Alors niveau vaisselle, cette recette elle bat tous les records. Bon bien sûr, il faut avoir une poêle SANS manche en plastique ! A la maison, on a les ingenio de Tefal avec le manche amovible, c’est parfait, comme ça même pour ressortir la poêle du four en fin de cuisson, c’est « clic, hop, à table ». Elle est très rapide à faire, et permet de servir du cookie fondant et moelleux à souhait.

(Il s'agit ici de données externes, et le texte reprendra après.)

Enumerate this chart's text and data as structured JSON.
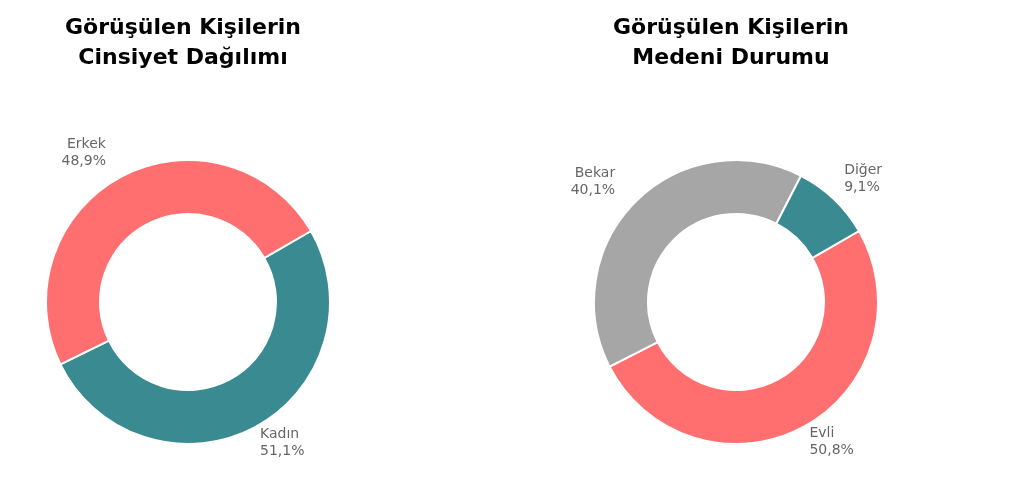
{
  "chart_data": [
    {
      "type": "donut",
      "title": "Görüşülen Kişilerin Cinsiyet Dağılımı",
      "categories": [
        "Kadın",
        "Erkek"
      ],
      "values": [
        51.1,
        48.9
      ],
      "colors": [
        "#3a8a91",
        "#ff6f6f"
      ],
      "value_labels": [
        "51,1%",
        "48,9%"
      ]
    },
    {
      "type": "donut",
      "title": "Görüşülen Kişilerin Medeni Durumu",
      "categories": [
        "Evli",
        "Bekar",
        "Diğer"
      ],
      "values": [
        50.8,
        40.1,
        9.1
      ],
      "colors": [
        "#ff6f6f",
        "#a6a6a6",
        "#3a8a91"
      ],
      "value_labels": [
        "50,8%",
        "40,1%",
        "9,1%"
      ]
    }
  ]
}
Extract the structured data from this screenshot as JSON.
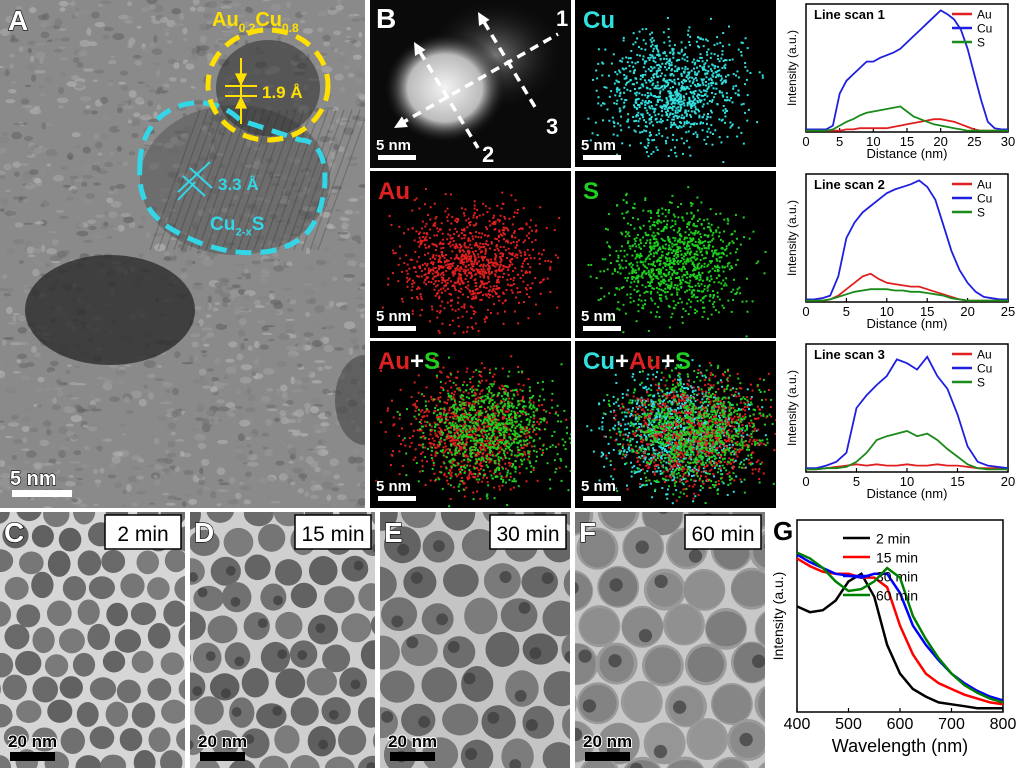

En plus ça permet de réviser la trigo : Si on veut doubler les proportions, sachant que la recette de base se fait dans une poêle A de 20 cm, quel doit être le diamètre de la poêle B pour obtenir une hauteur similaire de cookie?

C’est la surface de la poêle qui doit être doublée, et non le diamètre.
La surface de la poêle A est de Pi x R², soit Pi x 10² = 314 cm².
On veut donc pour la poêle B une surface de 628 cm².
628 / Pi = 200, la racine carré de 200 est grosso modo 14.14 cm.
Le diamètre de la poêle B est donc de 14.14 x 2 = 28.30 cm de diamètre, comme je suis pas vache je vous l’arrondit à 28 cm

Cake Pêche Melba

Pour 6 personnes :

100 g. de beurre mou
100 g. de sucre
3 œufs
1 gousse de vanille et/ou une cuillère à café d’extrait de vanille liquide
160 g. de farine
1 sachet de levure
1 grosse boite d’oreillons de pêche au sirop (ou 2 petites)
200 g. de framboises
50 g. d’amandes effilées
En option : une bombe de chantilly

 

Préchauffer le four à 180° C (th.6).

Mélanger le beurre mou avec les sucres jusqu’à obtenir une crème homogène, ajouter les œufs, la vanille, la farine et la levure.

Verser et lisser une petite moitié de la pâte dans un moule à cake beurré et fariné si pas en silicone.

Répartir les oreillons de pêches bien égouttés sur la surface du cake en ne blindant pas trop les bords, sinon ça complique la découpe finale.

Mélanger au reste de pâte les framboises et finir de remplir le moule. Lisser et parsemer d’amandes effilées.

Enfourner pour 35 minutes en surveillant que les amandes ne crâment pas trop.

A la sortie du four, dès que ça a assez tiédi, mettre au frigo, car ça se sert très frais. Servir le lendemain, c’est impec.

On parlait des coupes glacées avec mon cher et tendre, et de la pêche Melba, quand je me suis dit que ça pouvait certainement se décliner en cake. Aussitôt dit, aussitôt testé sur un groupe d’adultes consentants, qui ont validé l’essai ! J’avoue, j’étais étonnée par le résultat, surtout que mes framboises (surgelées,en plus), avaient rendu plein de jus dans la pâte, je me demandais comment ça allait ressortir. Visuellement, à la découpe, j’étais plutôt contente, mais au goût, oh mazette ! Un délice ! A refaire rapidement !

 

 

Tarte aux Michokos

2 pâtes sablées
1 paquet de Michokos
2 bonnes cuillères à soupe de crème fraîche
1 jaune d’œuf et un peu de lait pour dorer
Préchauffer le four à 200°C (th.6/7).

Étaler une des pâtes sablées dans un moule à tarte.

Dans une casserole, faire fondre à feu doux les Michokos et la crème.

Verser dans le fond de tarte, aplatir le tout et recouvrir de bandes faites avec la 2ème pâte sablée, ou, comme sur la photo, de la pâte « aérée » avec un emporte-pièce (là, ça se voit plus trop, mais à la base, les trous étaient en forme de fleur, si, si !).

Mélanger le jaune d’œuf avec le lait et badigeonner le tout avec ce mélange, puis enfourner pour 25/30 minutes (dès que la pâte est cuite, c’est bon).

Et surtout, servir tiède !!

Bon, on peut pas dire qu’en ce moment, je mette des recettes avec des listes d’ingrédients longues comme le bras, mais pourquoi se prendre le chou quand on peut faire simple (et bon, d’après les goûteurs) ?

Seul truc, la garniture n’est pas épaisse, mon moule à tarte étant assez haut, les bords n’étaient pas d’une classe extrême, si possible, prenez un moule « bas ».